The Minnesota statute governing shareholder information requests is here.

This is an excerpt from a book about Exxon, mentioned on Phil Greenspun’s blog:
Clinton introduced Diane Sawyer. She summoned to the stage members of a panel to talk about women’s issues; the panel included Tillerson and Lloyd Blankfein, the chief executive of Goldman Sachs, the investment bank with a public reputation as much in need of repair as ExxonMobil’s. The ballroom atmosphere suggested the laying on of liberal, globalized hands to cleanse sinful multinational corporations. “These are some of the power hitters,” Sawyer said of Tillerson and Blankfein. Tillerson talked about ExxonMobil’s charitable initiatives to support girls and women in some of the poor countries where the corporation extracted oil. “Technology comes very natural to ExxonMobil,” he said. “What are the technologies that will provide them [girls and women] capabilities to undertake their daily activities in a more effective and efficient way?” Sawyer later asked him: What is the responsibility of a multinational corporation to make the world better through charitable activity? Is it a tithe of 10 percent? How much? “Ultimately,” Tillerson said, “this is our shareholders’ money we’re spending. It’s not my money to tithe. It’s not the corporation’s. It’s our shareholders’.”
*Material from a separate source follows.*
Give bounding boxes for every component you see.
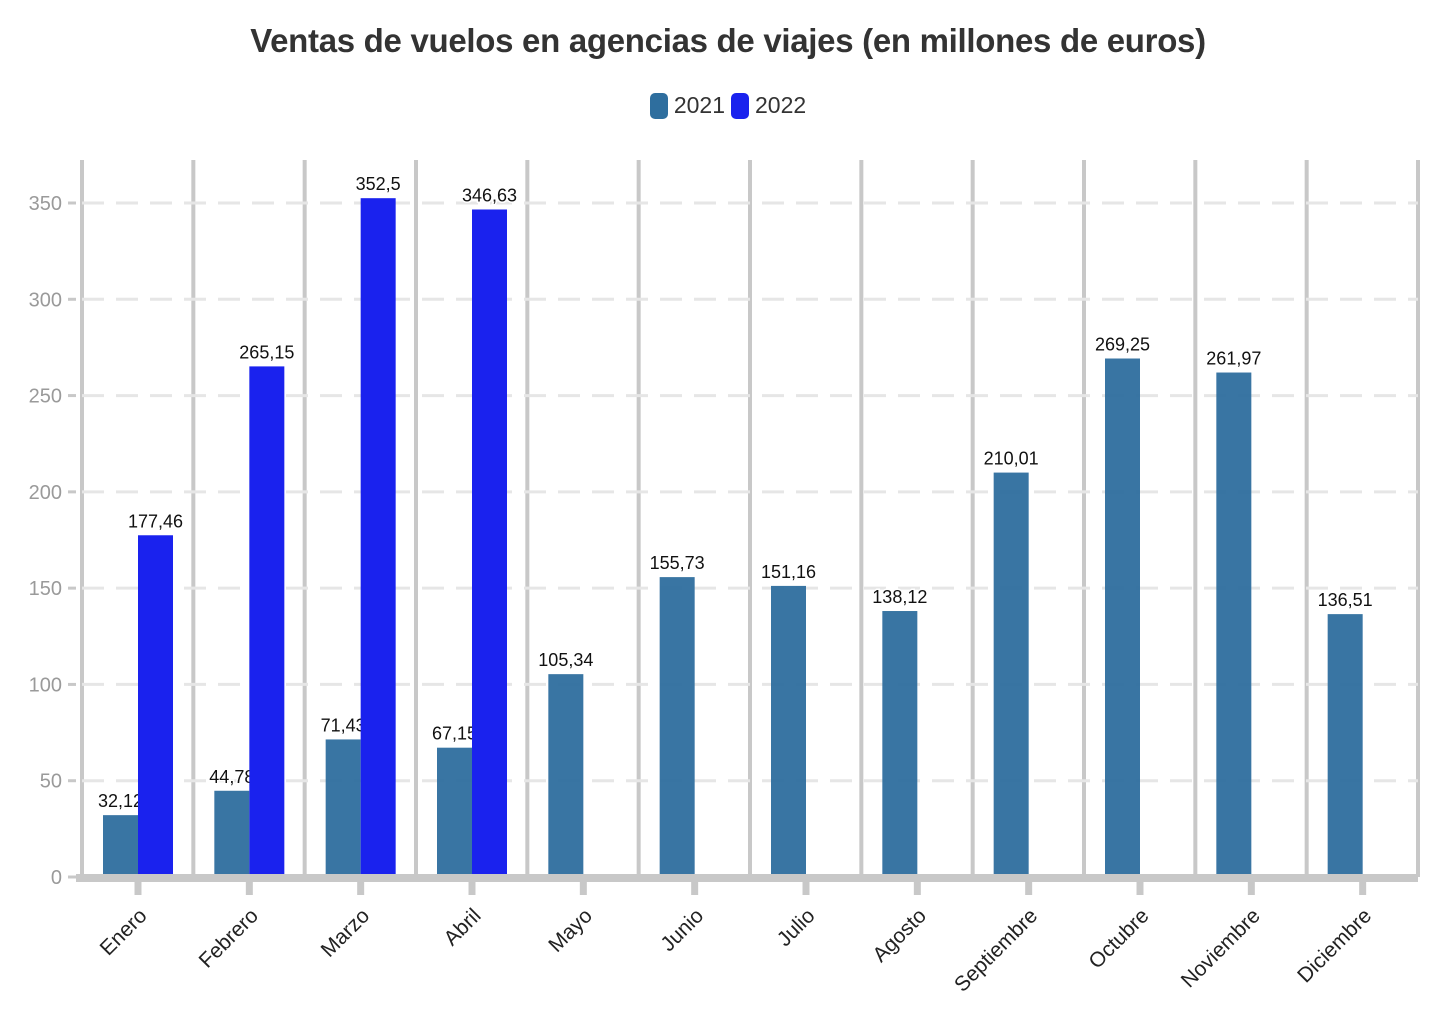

A New York Times piece pointing out that index fund managers may be violating current antitrust laws.
Such ownership patterns are already illegal. Section 7 of the Clayton Antitrust Act makes firms that buy stock in other firms liable if “the effect of such an acquisition may be substantially to lessen competition, or to tend to create a monopoly.” In 1957 the Supreme Court noted that such prohibitions hold “even when the purchase is solely for investment.” Unfortunately, because the antitrust implications of institutional investment were not recognized until recently, legal action has not yet been taken.

However, indiscriminate application of these laws would disrupt an industry that many Americans rely on for (often) low-fee, diversified savings. To avoid such disruption, the government should enforce the Clayton Act against institutional investors while recognizing a safe harbor for those that either take a small stake in an oligopolistic industry (less than 1 percent of each company) or invest in no more than one company per industry. BlackRock could own a large stake in United or Delta or American or Southwest, but not all of them.
Horizon Kinetics has done very good work on unintended consequences of the index investing boom. We note that the regulations that govern mutual funds may have adverse effects on corporate governance. For example, the Investment Company Act of 1940 requires that investments made by a diversified fund be “limited in respect of any one issuer to an amount not greater in value than 5% of the value of the total assets of the fund and to not more than 10% of the outstanding voting securities of the issuer”. This is probably the real reason why these institutions have invested in multiple companies per industry. And the result is actually that the big fund managers have invested an amount in each company that is too small to care about and too small to exert much influence.